The fastest way to get my goat is to get hyped up about eating lots of protein to build muscle. It just ain’t so.

A recent study of 22 older women (ahem, small study but it corroborates other larger ones) showed that increased protein intake from whole, skim or almond milks had no effect on muscle protein synthesis (measured by muscle biopsies) yet it did when they took 50% more steps in a day. This jury has been in for decades now. It’s moving your body through space that allows it to become conditioned and strong.

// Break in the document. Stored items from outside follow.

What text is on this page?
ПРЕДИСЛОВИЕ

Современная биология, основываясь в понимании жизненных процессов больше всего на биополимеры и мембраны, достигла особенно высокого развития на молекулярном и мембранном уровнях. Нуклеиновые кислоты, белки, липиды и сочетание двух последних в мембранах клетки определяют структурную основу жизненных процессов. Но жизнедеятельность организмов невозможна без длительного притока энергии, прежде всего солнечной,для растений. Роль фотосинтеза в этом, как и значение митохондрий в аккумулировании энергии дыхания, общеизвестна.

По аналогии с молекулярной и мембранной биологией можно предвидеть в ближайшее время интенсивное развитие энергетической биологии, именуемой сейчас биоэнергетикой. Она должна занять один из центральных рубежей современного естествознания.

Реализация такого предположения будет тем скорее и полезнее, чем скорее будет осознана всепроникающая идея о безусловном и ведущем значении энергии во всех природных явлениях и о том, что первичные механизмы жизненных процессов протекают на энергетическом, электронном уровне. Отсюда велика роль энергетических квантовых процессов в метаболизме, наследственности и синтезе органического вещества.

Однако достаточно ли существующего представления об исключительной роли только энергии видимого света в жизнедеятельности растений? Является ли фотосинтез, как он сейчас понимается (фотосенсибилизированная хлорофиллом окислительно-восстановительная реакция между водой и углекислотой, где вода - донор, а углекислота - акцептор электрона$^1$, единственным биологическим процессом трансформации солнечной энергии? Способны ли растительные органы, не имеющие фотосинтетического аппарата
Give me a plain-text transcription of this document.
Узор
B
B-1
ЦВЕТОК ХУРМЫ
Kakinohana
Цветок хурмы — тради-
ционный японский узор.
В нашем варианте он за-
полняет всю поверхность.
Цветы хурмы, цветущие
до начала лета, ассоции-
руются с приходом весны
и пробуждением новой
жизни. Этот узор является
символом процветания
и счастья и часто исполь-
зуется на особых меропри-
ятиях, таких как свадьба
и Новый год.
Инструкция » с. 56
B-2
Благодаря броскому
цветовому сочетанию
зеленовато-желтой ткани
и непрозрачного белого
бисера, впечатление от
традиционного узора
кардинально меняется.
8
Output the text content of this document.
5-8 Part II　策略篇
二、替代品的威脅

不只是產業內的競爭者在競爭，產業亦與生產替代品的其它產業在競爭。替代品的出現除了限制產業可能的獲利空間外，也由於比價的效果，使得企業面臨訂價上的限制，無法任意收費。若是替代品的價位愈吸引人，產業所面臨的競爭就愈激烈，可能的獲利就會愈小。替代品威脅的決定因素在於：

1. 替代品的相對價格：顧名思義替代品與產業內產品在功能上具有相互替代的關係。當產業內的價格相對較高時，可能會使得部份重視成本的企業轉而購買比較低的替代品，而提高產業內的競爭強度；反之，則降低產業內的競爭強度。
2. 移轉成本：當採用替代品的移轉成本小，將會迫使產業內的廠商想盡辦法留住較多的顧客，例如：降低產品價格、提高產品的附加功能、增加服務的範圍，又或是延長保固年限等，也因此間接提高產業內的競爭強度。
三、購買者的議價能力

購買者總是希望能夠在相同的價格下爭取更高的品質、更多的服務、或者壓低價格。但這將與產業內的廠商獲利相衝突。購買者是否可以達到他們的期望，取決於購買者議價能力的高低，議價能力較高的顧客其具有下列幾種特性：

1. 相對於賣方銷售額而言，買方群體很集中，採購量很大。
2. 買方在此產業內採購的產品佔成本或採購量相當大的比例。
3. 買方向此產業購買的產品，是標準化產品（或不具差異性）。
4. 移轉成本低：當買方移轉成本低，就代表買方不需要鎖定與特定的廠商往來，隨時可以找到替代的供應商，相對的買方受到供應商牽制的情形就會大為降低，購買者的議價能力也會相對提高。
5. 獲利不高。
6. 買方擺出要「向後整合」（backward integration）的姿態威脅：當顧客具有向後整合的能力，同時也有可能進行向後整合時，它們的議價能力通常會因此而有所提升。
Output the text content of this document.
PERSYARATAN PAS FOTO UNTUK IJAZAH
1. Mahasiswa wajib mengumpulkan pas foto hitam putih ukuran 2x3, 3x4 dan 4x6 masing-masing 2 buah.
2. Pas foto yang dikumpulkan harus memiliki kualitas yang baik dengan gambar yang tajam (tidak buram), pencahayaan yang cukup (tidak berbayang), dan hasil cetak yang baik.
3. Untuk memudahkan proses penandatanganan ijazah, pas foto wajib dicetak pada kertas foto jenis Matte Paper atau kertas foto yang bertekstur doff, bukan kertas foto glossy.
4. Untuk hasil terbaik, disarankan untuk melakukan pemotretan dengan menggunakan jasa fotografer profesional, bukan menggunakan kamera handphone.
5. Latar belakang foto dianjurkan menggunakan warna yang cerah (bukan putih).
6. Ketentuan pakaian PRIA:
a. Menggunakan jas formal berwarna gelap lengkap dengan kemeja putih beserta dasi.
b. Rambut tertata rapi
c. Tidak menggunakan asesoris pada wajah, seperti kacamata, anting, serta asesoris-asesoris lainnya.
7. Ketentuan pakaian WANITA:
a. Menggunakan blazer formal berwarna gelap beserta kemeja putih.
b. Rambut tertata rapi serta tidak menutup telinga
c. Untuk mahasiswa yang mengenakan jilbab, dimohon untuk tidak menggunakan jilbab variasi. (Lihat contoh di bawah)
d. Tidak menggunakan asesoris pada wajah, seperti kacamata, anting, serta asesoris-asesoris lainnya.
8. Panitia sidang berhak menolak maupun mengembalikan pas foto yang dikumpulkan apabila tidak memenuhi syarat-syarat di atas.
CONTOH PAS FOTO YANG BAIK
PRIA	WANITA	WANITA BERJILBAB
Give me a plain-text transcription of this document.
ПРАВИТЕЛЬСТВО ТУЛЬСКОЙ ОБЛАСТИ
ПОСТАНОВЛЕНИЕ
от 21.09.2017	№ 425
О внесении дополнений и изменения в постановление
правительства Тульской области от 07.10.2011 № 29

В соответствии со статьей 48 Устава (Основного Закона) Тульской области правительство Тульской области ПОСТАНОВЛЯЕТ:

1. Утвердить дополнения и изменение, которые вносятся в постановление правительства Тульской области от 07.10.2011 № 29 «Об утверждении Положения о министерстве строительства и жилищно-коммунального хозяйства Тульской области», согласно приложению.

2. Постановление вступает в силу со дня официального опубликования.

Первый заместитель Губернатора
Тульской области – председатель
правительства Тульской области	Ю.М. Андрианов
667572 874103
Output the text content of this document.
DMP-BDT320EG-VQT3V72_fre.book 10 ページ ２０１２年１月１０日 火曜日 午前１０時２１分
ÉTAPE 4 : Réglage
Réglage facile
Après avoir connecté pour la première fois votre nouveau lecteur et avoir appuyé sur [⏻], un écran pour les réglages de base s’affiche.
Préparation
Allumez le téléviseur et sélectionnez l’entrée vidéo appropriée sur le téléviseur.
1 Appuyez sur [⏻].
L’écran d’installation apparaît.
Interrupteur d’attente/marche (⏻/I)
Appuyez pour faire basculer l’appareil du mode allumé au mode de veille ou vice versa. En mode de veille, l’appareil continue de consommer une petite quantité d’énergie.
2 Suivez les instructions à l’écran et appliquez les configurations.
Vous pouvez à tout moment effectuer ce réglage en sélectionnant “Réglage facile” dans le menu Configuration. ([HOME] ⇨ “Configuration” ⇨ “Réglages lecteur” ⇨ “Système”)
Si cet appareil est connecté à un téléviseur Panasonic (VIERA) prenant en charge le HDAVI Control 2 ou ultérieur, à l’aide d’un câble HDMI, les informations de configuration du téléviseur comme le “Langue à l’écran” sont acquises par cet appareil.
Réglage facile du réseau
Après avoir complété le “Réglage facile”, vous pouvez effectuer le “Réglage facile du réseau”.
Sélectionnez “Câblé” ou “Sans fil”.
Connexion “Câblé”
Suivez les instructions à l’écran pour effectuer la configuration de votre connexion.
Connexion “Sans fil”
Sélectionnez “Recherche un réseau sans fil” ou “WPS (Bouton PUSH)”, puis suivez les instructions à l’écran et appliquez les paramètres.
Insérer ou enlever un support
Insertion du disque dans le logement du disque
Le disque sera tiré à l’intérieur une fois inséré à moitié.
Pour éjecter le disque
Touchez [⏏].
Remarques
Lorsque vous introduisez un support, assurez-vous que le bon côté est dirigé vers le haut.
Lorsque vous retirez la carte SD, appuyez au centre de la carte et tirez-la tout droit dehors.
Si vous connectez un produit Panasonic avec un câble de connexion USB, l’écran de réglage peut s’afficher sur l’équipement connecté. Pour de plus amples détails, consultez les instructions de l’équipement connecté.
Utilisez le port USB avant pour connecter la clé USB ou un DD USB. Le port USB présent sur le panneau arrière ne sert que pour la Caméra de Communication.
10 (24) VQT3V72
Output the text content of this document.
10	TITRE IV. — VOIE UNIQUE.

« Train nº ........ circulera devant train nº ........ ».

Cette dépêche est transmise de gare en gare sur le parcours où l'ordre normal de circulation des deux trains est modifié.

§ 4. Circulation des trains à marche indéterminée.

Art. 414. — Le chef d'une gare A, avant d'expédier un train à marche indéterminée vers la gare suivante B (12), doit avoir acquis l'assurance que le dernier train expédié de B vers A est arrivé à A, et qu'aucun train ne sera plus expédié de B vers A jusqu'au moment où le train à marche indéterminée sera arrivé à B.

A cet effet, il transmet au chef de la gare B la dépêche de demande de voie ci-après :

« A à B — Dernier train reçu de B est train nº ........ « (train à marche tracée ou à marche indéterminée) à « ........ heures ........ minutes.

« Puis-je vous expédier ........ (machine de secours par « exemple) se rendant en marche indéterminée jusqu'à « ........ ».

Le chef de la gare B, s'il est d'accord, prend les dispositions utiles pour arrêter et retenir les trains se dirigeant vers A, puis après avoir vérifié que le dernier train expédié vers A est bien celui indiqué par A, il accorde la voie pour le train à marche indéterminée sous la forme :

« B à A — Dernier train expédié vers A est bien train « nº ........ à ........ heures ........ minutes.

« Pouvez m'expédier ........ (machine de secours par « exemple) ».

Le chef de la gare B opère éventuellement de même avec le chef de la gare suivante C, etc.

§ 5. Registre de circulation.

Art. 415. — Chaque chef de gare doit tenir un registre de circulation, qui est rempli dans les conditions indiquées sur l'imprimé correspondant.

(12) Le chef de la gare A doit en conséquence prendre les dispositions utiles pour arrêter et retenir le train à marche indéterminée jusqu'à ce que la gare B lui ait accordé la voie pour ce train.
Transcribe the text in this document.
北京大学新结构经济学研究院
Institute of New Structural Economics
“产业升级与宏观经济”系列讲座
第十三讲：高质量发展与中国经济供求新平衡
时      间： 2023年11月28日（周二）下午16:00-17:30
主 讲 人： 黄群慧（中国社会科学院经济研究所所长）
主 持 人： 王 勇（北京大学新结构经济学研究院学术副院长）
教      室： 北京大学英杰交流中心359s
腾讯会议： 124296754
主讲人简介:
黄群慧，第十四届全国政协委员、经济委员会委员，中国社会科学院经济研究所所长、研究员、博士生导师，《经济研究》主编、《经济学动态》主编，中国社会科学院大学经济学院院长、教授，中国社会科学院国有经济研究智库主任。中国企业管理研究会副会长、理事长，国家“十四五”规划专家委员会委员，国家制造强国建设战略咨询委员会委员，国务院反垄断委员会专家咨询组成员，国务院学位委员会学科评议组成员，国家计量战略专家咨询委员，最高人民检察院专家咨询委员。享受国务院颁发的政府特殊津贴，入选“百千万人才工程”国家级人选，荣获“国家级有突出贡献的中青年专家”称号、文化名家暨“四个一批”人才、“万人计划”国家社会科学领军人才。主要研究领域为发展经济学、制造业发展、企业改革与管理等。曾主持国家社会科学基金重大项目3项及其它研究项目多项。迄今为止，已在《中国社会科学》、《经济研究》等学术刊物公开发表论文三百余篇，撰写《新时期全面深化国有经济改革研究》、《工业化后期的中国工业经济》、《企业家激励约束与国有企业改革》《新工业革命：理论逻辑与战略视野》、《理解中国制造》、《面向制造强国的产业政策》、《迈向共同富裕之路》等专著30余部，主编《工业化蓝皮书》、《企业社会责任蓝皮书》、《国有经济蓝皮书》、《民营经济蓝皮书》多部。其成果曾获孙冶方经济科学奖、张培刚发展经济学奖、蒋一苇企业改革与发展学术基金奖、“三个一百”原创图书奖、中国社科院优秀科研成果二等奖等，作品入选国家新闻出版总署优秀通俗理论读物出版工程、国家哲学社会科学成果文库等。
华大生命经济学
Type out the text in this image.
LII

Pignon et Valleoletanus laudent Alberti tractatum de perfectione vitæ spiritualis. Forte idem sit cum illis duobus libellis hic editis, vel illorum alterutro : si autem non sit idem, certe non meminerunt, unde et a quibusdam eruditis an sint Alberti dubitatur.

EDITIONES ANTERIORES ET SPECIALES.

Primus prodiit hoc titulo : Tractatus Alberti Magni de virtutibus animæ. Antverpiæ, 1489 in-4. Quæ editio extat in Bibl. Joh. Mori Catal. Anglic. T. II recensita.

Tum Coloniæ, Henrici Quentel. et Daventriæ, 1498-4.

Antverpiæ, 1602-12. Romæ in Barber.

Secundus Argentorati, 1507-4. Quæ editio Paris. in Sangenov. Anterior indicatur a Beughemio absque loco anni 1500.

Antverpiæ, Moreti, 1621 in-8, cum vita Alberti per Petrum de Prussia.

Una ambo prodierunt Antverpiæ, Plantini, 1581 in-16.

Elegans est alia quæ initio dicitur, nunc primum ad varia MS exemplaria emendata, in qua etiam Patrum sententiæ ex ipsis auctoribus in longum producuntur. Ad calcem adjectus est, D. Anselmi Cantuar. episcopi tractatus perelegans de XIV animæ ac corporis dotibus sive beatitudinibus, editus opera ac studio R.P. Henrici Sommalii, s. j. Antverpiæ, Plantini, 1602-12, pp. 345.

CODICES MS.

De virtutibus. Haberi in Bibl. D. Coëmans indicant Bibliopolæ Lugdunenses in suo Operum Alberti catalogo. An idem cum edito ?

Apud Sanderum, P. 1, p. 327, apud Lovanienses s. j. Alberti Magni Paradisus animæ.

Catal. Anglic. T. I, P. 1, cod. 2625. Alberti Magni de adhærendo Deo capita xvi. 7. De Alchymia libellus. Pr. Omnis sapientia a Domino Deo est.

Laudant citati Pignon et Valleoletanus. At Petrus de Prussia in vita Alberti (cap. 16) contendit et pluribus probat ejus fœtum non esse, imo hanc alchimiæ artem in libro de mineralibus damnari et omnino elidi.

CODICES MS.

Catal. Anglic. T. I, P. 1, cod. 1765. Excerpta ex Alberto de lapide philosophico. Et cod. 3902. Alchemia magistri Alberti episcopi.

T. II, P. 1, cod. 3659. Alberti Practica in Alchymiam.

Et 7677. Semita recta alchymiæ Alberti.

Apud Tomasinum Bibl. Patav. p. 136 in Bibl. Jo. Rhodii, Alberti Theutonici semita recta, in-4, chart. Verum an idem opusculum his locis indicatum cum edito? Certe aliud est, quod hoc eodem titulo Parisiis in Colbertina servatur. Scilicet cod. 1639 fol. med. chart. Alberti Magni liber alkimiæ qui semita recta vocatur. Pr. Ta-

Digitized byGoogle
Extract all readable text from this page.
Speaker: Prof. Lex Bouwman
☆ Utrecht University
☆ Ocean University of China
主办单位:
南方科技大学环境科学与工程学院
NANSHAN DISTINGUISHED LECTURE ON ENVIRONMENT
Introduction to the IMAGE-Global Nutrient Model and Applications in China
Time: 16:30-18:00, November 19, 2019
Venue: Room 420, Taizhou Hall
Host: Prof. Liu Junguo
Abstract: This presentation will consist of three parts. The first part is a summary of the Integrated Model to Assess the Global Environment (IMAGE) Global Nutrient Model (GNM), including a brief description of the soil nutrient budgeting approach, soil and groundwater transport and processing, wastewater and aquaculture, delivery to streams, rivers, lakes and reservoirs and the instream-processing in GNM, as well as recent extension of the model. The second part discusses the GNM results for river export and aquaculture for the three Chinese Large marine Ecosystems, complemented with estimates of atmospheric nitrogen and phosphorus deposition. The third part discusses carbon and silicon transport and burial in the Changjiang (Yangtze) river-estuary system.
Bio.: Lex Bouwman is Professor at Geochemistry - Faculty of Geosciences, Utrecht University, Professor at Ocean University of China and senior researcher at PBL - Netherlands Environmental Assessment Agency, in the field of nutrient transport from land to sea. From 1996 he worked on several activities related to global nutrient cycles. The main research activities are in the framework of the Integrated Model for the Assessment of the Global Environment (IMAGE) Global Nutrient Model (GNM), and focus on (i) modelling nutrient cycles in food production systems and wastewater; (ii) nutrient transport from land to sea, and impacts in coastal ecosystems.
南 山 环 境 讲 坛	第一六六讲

Other serious points that aid in moving toward strength, agility, and longevity are:

  1. Start off easy. If you’ve not exercised in a while, adopt the common recommendation of 150 minutes/week on most days using a combination of cardiovascular exercise for 30-45 minutes, like walking, swimming, elliptical, jumping rope, and a couple of days a week of strength building movements, like using your own body weight (push-ups, pull-ups, squats, and lunges, and isometric holds like plank or wall squats) or resistance bands, light hand weights, or kettle bells.
  2. Form matters. Have someone knowledgable about movement watch you perform the exercises. Bad form leads to injuries.
  3. Enjoy what you do!! You’ll come back to it more often.
  4. Be consistent. Be patient.
  5. Rest. As your strength training program increases, be sure to give yourself 48-72 hours between strength training segments. For instance, do chest exercises one day, then back, legs, arms and shoulder exercises on other days. Off-days is when your body is repairing and growing.
  6. Eat a rainbow meaning lots of color for vitamins and minerals that heal your body and reduce inflammation. And opt for variety in protein, grains/starches, and veggies/fruits so your body feels the invitation to take in an abundance of beneficial nutrients.

That’s it. That’s a lot. Slow and steady wins the race.